Postby flitecontrol » Mon Jun 11, 2018 8:25 pm

Misskiwi67 wrote:Are you really going to cheap out on your hunting buddy and use something designed for animals 10 times the size of your dogs? Too much and you risk toxicity. Too little and you are leaving them unprotected...


That's the same argument vets use to get clients to buy expensive, ineffective, heartworm medication. To sell those products, they have to be safe in all breeds. But collie type breeds are genetically susceptible to Ivermectin poisoning, the main ingredient in virtually all heartworm medications. So the manufacturers reduce the amount of Ivermectin in their product to a level where it's safe for all dogs. Trouble is, those levels don't kill all the worms, and many dogs develop heartworms.
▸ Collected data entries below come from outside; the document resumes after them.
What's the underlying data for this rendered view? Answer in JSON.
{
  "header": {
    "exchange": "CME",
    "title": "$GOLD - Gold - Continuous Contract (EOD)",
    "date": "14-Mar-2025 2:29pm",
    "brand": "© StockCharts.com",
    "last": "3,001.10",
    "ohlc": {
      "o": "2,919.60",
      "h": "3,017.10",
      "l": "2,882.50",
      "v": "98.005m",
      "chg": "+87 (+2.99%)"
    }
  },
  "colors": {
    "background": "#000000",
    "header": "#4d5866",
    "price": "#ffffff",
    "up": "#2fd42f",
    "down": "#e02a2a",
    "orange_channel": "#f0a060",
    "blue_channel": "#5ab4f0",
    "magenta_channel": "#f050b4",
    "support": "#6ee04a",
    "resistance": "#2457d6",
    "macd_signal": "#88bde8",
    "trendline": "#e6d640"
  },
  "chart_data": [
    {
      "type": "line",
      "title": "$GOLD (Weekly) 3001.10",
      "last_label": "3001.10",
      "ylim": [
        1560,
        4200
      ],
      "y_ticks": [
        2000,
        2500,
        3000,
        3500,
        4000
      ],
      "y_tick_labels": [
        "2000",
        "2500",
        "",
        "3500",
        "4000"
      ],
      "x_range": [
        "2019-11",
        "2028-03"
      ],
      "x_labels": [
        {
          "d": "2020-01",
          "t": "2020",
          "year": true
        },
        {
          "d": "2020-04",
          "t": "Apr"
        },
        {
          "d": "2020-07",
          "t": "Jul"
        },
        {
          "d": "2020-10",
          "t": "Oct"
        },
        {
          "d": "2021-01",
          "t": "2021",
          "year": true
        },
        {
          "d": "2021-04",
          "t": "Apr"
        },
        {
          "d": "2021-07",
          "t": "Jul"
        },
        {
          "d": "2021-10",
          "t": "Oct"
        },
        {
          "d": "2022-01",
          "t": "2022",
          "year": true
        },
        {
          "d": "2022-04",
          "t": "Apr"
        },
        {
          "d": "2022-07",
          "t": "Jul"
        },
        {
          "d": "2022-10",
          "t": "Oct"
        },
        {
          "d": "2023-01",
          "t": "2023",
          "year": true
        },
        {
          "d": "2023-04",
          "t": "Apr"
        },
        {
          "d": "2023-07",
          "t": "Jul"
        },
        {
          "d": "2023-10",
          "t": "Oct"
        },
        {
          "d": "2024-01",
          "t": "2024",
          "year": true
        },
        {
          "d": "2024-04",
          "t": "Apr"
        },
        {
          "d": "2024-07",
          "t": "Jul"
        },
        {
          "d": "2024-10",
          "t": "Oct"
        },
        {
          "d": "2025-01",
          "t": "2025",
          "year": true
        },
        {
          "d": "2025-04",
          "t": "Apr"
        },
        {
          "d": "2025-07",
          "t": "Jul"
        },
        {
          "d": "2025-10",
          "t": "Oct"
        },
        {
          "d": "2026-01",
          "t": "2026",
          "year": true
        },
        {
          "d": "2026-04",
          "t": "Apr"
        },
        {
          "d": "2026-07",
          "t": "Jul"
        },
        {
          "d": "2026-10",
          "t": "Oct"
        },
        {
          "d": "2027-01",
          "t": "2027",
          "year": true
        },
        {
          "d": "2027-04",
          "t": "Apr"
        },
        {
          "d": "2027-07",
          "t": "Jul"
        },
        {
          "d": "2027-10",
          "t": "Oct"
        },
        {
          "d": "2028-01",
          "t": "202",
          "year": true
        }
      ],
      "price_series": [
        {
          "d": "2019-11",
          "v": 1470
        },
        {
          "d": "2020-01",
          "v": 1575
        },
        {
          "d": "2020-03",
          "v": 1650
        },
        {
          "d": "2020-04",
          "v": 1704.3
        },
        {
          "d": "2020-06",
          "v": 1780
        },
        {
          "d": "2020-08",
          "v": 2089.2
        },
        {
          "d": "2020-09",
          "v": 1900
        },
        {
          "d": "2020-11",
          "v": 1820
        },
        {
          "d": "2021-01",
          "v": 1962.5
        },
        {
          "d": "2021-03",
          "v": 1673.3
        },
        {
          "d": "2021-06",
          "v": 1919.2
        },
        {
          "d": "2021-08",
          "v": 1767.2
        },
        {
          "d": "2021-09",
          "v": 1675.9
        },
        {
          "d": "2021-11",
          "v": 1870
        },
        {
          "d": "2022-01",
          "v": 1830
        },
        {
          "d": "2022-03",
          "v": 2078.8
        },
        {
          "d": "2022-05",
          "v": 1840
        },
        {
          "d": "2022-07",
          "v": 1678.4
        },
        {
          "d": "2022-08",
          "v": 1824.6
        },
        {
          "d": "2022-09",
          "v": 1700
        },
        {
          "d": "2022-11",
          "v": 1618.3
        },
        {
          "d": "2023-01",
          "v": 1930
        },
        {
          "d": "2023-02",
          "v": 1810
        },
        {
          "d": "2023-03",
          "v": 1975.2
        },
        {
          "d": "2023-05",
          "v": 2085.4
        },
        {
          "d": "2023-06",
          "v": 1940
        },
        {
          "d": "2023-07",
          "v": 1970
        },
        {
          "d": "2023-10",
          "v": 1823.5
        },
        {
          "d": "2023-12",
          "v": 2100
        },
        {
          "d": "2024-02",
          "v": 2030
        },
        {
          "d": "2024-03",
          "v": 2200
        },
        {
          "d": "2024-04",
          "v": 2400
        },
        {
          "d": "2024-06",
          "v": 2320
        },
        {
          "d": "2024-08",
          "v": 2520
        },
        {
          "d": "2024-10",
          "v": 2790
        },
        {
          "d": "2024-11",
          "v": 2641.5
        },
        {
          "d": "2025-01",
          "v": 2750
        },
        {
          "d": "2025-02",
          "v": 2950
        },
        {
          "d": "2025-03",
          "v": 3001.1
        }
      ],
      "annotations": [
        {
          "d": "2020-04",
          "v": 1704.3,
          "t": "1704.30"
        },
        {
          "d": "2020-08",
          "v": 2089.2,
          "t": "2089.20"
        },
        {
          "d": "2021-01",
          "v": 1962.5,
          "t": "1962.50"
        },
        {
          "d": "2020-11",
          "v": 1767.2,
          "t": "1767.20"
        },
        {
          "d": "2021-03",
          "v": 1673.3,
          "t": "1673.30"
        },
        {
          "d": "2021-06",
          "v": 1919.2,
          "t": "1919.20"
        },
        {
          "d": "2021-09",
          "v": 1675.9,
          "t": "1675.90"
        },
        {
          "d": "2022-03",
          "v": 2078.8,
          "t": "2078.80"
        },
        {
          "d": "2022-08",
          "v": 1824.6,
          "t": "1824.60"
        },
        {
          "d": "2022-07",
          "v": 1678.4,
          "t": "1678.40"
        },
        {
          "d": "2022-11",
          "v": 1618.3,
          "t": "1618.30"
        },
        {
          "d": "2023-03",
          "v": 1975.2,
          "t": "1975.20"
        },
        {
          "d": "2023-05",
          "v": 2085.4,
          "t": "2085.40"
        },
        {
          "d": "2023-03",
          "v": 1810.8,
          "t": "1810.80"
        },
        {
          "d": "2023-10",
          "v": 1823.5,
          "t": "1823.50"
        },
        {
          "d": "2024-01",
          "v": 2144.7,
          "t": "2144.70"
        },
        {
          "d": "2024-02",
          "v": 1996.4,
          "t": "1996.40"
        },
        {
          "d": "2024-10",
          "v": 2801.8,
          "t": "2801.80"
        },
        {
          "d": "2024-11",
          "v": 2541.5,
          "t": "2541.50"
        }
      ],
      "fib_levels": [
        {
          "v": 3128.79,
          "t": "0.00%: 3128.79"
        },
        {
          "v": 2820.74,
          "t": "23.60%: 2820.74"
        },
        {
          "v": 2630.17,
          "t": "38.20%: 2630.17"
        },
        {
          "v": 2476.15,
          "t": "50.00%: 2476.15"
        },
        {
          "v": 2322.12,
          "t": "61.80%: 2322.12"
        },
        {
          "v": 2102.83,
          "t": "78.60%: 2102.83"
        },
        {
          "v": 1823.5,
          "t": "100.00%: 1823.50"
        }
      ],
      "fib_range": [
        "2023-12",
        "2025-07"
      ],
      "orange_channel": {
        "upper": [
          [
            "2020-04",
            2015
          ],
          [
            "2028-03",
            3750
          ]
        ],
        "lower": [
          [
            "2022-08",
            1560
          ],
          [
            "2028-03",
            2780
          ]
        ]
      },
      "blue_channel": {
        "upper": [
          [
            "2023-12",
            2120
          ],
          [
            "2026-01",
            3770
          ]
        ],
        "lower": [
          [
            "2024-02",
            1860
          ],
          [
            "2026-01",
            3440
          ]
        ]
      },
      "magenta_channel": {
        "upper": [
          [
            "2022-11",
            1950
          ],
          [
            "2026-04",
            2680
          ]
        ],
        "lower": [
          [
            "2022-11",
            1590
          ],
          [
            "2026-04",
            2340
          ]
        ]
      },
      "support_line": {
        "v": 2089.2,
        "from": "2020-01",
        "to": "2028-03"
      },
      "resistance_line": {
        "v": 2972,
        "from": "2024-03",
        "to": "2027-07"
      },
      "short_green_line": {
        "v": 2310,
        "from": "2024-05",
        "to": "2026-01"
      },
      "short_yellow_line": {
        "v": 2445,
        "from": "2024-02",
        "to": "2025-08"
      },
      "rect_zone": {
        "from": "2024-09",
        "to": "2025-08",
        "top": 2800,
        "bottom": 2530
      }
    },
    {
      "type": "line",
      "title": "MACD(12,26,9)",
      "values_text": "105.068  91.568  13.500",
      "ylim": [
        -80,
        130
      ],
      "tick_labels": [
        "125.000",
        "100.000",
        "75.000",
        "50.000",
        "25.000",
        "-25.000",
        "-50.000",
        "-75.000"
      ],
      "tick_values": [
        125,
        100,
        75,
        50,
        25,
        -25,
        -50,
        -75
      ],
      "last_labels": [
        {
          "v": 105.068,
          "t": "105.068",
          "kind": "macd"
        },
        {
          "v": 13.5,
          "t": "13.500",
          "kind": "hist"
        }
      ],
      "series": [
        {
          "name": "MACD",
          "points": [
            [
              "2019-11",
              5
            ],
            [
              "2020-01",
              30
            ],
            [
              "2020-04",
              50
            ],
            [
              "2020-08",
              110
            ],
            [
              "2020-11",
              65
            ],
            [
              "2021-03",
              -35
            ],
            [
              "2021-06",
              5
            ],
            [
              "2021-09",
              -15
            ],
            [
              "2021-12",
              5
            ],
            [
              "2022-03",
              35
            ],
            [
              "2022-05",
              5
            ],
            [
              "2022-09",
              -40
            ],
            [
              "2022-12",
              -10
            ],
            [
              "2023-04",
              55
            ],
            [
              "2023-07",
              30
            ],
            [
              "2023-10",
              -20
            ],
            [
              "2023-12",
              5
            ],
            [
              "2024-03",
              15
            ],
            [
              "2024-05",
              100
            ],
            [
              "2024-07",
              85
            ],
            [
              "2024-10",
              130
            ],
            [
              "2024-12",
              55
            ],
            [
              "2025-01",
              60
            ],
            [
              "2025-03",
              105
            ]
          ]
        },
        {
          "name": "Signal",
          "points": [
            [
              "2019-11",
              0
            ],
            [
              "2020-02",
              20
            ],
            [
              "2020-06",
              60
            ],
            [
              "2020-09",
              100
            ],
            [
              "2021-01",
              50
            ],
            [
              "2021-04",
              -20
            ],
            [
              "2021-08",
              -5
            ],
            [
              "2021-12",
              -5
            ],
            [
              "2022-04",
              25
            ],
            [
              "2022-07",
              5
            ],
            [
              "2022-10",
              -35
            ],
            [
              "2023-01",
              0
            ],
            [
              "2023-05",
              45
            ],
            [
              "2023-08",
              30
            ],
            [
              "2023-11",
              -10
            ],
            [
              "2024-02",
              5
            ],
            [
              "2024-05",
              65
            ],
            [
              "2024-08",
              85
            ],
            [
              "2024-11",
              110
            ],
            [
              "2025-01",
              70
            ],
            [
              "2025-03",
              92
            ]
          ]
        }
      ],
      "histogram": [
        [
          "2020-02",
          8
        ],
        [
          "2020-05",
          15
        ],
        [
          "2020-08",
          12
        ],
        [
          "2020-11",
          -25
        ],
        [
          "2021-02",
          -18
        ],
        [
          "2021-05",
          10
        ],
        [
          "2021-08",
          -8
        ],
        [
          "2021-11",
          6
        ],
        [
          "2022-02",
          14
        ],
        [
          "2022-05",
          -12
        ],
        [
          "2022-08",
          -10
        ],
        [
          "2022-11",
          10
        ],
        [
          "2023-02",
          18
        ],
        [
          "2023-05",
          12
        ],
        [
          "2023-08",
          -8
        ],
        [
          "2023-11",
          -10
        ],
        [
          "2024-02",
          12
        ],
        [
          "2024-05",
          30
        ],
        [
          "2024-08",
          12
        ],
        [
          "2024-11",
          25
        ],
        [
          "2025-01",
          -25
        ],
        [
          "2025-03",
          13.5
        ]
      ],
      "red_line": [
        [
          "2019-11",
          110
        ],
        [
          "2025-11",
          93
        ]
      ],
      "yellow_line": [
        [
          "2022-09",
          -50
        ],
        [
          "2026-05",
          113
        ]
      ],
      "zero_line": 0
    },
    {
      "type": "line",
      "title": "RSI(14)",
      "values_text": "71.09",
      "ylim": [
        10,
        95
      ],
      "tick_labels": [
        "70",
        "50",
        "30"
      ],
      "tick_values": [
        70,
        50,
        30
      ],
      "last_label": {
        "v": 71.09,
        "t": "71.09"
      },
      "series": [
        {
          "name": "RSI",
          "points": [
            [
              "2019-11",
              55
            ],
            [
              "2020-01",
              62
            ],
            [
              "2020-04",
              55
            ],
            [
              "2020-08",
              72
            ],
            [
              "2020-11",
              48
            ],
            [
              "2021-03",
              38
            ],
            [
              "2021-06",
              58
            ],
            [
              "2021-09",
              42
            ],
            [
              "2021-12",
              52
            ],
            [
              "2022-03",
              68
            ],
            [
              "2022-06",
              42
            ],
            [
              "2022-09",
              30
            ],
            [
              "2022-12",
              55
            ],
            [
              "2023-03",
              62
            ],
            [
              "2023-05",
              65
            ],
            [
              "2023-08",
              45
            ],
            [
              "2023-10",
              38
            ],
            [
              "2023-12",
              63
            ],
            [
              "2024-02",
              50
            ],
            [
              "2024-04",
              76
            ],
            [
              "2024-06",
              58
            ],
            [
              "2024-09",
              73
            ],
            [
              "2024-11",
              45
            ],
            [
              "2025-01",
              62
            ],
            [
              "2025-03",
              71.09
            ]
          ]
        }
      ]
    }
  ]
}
A much more effective heartworm preventative program involves administering liquid Ivermectin orally at a rate of 1/10th of a CC per 10 pounds of body weight per month. While this would probably kill breeds that are genetically susceptible, hunting breeds do fine, and they don't get heartworms! Liquid Ivermectin is sold to treat cattle and swine. I've bought generic Ivermectin online for $16/50 ML (1 CC = 1 ML); which is enough to treat my drahthaar for over four years! That's highly effective heartworm prevention for $4/year!

Yes, I'm cheap, but I also want my dog protected from heartworms. The two aren't mutually exclusive.